Upendra Kaul, Ajay Dua, Arvind K Sethi, Priyadarshini Arambam, Ashok Seth
Indian Heart Journal 2015, 67 (4): 311-7

AIMS: The study was planned to compare Anti-thrombotic strategies for patients undergoing PCI in a real world population with an emphasis on occurrence of major bleeding, composite ischemic end points and economic outcomes.

METHODS: The present study is a single center, prospective, observational study in consecutive patients undergoing PCI at Fortis Escorts Heart Institute (FEHI) and describes Authors' experience with three different Anti-Thrombotic Strategies in a real world population. Patients were consecutively enrolled in the study and the choice of Anti-thrombotic strategy was left to individual operator(s) based on their own clinical judgment and patient's affordability.
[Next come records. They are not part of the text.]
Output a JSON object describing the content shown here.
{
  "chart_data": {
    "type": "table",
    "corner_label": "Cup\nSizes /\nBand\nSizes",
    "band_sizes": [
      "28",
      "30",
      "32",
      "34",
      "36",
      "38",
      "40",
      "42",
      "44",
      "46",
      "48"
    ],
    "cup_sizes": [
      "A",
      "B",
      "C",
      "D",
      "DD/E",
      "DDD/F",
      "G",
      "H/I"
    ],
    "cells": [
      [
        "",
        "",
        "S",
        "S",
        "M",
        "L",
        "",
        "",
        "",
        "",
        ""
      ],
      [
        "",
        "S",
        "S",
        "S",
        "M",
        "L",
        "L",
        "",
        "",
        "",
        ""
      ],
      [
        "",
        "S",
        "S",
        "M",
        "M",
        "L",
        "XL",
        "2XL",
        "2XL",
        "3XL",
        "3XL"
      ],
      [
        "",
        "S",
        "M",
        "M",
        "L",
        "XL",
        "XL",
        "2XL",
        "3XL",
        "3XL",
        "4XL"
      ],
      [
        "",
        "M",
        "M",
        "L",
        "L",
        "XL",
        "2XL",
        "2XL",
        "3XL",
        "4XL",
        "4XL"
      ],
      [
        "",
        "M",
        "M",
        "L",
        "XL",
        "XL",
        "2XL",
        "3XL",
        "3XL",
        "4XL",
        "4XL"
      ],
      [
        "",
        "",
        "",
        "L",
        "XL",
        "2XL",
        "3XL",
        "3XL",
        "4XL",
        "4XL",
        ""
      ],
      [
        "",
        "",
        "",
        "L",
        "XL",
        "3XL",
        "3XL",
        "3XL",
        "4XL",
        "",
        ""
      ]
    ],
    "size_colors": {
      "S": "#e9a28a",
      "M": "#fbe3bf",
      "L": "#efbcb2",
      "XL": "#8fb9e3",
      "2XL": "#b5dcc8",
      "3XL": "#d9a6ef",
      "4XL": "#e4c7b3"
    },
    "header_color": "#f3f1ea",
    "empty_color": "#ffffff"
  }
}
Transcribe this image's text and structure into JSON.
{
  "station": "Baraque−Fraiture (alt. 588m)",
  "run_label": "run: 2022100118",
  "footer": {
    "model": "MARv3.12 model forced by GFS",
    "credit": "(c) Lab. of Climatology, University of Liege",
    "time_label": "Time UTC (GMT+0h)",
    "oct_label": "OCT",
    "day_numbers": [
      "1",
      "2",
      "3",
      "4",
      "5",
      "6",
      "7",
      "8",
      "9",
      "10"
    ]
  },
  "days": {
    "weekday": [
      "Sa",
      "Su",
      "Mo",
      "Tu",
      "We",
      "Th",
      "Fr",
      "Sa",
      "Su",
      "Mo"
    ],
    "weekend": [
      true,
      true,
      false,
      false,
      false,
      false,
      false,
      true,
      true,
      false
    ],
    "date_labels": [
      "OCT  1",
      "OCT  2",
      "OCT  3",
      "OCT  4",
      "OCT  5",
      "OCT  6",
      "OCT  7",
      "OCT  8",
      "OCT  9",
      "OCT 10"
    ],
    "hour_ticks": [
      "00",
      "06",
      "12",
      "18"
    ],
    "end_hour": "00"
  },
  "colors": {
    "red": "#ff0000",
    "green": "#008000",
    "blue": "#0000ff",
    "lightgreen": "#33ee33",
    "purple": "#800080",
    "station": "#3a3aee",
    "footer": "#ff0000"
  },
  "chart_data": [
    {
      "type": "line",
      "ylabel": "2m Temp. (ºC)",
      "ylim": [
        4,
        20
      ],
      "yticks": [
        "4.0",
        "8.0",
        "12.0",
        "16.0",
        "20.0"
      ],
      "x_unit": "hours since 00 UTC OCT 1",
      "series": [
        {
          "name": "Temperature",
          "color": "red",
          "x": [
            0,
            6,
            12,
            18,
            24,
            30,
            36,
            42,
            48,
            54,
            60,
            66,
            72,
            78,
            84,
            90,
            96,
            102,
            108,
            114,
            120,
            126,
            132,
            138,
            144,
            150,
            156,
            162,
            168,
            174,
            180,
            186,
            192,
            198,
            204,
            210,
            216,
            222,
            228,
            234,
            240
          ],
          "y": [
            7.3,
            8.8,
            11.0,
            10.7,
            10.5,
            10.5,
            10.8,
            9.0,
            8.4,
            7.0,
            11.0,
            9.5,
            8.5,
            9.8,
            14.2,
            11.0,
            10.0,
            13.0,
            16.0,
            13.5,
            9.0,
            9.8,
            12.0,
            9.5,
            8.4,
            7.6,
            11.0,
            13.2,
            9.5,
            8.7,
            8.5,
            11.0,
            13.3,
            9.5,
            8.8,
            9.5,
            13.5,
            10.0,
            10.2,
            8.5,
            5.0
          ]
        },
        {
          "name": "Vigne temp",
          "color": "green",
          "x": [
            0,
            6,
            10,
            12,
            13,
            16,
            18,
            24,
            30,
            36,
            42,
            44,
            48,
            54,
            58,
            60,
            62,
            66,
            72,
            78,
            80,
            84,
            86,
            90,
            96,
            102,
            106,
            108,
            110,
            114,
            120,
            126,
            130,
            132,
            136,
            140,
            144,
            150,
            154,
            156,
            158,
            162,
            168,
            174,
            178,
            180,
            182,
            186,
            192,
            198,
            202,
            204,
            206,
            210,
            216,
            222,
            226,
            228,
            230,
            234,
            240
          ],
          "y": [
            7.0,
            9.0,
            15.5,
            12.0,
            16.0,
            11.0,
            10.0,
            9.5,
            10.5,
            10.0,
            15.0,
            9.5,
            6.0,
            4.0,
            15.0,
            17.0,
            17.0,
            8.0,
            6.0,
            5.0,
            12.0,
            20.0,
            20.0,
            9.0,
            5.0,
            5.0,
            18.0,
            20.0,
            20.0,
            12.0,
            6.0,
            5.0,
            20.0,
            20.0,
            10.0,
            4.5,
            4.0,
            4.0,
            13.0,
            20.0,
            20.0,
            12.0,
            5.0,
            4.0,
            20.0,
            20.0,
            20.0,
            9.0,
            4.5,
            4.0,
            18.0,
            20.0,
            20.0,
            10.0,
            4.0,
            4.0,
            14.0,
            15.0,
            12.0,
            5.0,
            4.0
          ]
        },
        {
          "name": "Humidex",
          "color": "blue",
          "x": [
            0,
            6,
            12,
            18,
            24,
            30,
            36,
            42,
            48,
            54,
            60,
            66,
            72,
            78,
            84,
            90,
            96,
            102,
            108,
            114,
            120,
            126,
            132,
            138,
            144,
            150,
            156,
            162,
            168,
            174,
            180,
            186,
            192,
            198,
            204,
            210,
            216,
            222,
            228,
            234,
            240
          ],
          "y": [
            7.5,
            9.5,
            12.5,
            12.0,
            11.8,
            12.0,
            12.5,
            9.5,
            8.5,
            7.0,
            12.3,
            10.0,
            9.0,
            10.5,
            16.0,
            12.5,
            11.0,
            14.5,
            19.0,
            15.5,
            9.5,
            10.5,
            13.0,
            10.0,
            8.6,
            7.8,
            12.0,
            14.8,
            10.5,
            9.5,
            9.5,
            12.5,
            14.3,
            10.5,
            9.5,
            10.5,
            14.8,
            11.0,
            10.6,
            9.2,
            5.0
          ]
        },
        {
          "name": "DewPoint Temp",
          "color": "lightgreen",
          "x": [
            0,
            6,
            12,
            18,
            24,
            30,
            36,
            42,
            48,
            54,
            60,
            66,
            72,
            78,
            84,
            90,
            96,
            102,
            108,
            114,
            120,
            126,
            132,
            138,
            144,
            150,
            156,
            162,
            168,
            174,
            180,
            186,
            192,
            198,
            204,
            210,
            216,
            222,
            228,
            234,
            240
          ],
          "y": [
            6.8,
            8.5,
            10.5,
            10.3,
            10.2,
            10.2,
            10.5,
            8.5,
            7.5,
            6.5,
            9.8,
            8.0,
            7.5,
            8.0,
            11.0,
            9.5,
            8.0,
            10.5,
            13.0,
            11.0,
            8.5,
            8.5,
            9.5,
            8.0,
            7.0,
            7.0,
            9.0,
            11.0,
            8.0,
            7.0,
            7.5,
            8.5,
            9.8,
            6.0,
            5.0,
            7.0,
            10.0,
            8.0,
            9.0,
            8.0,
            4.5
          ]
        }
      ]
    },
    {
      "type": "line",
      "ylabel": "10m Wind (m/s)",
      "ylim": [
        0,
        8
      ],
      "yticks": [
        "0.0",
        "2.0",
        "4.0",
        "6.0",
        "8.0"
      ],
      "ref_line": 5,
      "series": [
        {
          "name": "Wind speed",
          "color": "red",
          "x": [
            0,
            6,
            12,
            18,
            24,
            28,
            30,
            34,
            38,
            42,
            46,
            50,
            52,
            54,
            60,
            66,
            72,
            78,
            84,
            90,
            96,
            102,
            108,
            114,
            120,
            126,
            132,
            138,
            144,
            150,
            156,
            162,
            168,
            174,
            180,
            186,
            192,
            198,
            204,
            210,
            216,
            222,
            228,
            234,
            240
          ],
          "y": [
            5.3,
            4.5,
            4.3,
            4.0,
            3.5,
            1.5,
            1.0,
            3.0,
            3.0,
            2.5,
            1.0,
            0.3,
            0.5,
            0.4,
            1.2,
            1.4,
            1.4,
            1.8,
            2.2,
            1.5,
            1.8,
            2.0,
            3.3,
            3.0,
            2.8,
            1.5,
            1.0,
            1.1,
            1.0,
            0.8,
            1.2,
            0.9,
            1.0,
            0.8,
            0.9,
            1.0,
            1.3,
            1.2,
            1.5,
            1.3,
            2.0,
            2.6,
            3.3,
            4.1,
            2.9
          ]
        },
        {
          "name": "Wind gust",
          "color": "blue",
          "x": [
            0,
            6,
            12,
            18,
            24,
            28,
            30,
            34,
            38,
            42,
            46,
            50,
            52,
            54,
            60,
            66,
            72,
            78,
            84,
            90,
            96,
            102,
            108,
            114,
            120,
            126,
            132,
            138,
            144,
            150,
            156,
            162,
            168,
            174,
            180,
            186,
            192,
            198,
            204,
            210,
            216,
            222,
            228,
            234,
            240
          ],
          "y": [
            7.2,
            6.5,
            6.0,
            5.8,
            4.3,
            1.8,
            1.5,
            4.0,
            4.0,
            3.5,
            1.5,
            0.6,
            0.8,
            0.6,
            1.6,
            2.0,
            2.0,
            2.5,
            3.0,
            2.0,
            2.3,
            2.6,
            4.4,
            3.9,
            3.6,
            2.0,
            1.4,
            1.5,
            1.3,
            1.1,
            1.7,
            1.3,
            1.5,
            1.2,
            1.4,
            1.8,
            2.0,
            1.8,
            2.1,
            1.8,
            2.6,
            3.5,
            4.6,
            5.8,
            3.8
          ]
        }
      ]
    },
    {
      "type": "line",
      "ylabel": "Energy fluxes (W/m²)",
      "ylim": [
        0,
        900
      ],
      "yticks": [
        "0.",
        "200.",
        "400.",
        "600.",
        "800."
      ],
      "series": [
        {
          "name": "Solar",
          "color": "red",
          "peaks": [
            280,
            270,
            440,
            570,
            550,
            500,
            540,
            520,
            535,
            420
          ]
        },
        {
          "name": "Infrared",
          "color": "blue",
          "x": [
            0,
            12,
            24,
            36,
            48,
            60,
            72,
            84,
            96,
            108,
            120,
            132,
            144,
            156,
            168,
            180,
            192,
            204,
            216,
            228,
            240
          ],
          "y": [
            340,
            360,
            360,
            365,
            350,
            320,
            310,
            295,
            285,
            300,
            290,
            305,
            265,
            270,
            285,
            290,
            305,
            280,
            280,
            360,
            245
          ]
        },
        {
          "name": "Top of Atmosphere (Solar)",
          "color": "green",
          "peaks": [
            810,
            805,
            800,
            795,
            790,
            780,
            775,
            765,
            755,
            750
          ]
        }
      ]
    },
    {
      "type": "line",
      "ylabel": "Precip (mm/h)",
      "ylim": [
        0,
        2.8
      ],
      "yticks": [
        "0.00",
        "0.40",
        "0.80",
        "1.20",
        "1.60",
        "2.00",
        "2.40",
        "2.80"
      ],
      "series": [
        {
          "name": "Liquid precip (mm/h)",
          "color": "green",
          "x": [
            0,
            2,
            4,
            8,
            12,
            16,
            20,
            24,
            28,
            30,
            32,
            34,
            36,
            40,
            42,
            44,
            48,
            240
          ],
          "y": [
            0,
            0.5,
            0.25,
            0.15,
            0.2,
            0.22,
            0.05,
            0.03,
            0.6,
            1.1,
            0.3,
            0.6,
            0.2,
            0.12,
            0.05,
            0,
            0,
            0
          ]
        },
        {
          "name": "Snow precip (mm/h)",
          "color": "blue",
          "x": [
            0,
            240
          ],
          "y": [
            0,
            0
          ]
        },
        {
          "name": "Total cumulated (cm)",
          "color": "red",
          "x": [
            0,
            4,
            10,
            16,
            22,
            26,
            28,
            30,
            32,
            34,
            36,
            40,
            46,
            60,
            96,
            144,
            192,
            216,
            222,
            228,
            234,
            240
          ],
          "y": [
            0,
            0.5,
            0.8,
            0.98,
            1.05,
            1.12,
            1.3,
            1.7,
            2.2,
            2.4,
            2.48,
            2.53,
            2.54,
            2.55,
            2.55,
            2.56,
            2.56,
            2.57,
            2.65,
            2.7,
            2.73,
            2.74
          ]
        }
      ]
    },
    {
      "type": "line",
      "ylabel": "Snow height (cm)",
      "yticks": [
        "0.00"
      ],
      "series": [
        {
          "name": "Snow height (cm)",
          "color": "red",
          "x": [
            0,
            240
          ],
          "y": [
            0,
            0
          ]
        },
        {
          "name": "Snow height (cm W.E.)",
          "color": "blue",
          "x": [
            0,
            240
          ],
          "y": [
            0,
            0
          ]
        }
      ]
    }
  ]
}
No specific inclusion/exclusion criteria were specified on the choice of Anti-Thrombotic Strategy.

RESULTS: A total 1453 patients were consecutively enrolled into the study and were followed telephonically after 30 days. 252 patients were treated with Bivalirudin (Angiomax) during PCI (17.3%), 430 (29.6%) patients were treated with Heparin plus GPI & remaining 771 (53.1%) were treated with Heparin monotherapy. Incidence of major bleeding was lowest in patients treated with Bivalirudin (1.59%) when compared to Heparin plus GPI (3.49%) and Heparin monotherapy (5.97%), p = 0.005 Bivalirudin vs. Heparin Monotherapy, and p = 0.145, Bivalirudin vs. Heparin + GPI. No bleeding was observed in STEMI patients treated with Bivalirudin compared to 7.4% in patients treated with GPI and 14.3% in patients treated with UFH. Similarly non-access site bleeding was lowest in patients treated with Bivalirudin. Only 4 patients (1.6%) treated with Bivalirudin required Blood transfusion compared to 25 in Heparin plus GPI (5.8%) and 38 (5%) in Heparin Monotherapy arm. In Composite Ischemic end-points, no "All-cause Mortality" was observed in Bivalirudin group compared to 2.8% in Heparin plus GPI. Early stent thrombosis was seen in 1 patient with Heparin plus GPI and none with Heparin monotherapy and Bivalirudin group. None of the patients underwent TLR (target lesion revascularization) and TVR (target vessel revascularization) within 30 days post procedure other than one early stent thrombosis reported with Heparin plus GPI. Cost of blood product transfusion was lower with Bivalirudin as compared to Heparin plus GP IIb/IIIa arm (p = 0.01) and with Heparin alone (p = 0.001). Due to lower complications including blood transfusions and reduced hospital stay in Bivalirudin group, these benefits outweigh the incremental cost due to higher acquisition cost of the drug.

CONCLUSION: Bivalirudin use during PCI is associated with a distinct advantage of having lower access site and non-access site bleeding without compromising on the efficacy. We observed a reduction in blood transfusions, hospital stay and mortality for patients treated with Bivalirudin compared with Heparin plus GPI or Heparin Monotherapy. Bivalirudin can be safely adopted into our Institutional protocol for the treatment of high risk PCI such as STEMI, ACS, and Complex elective PCI.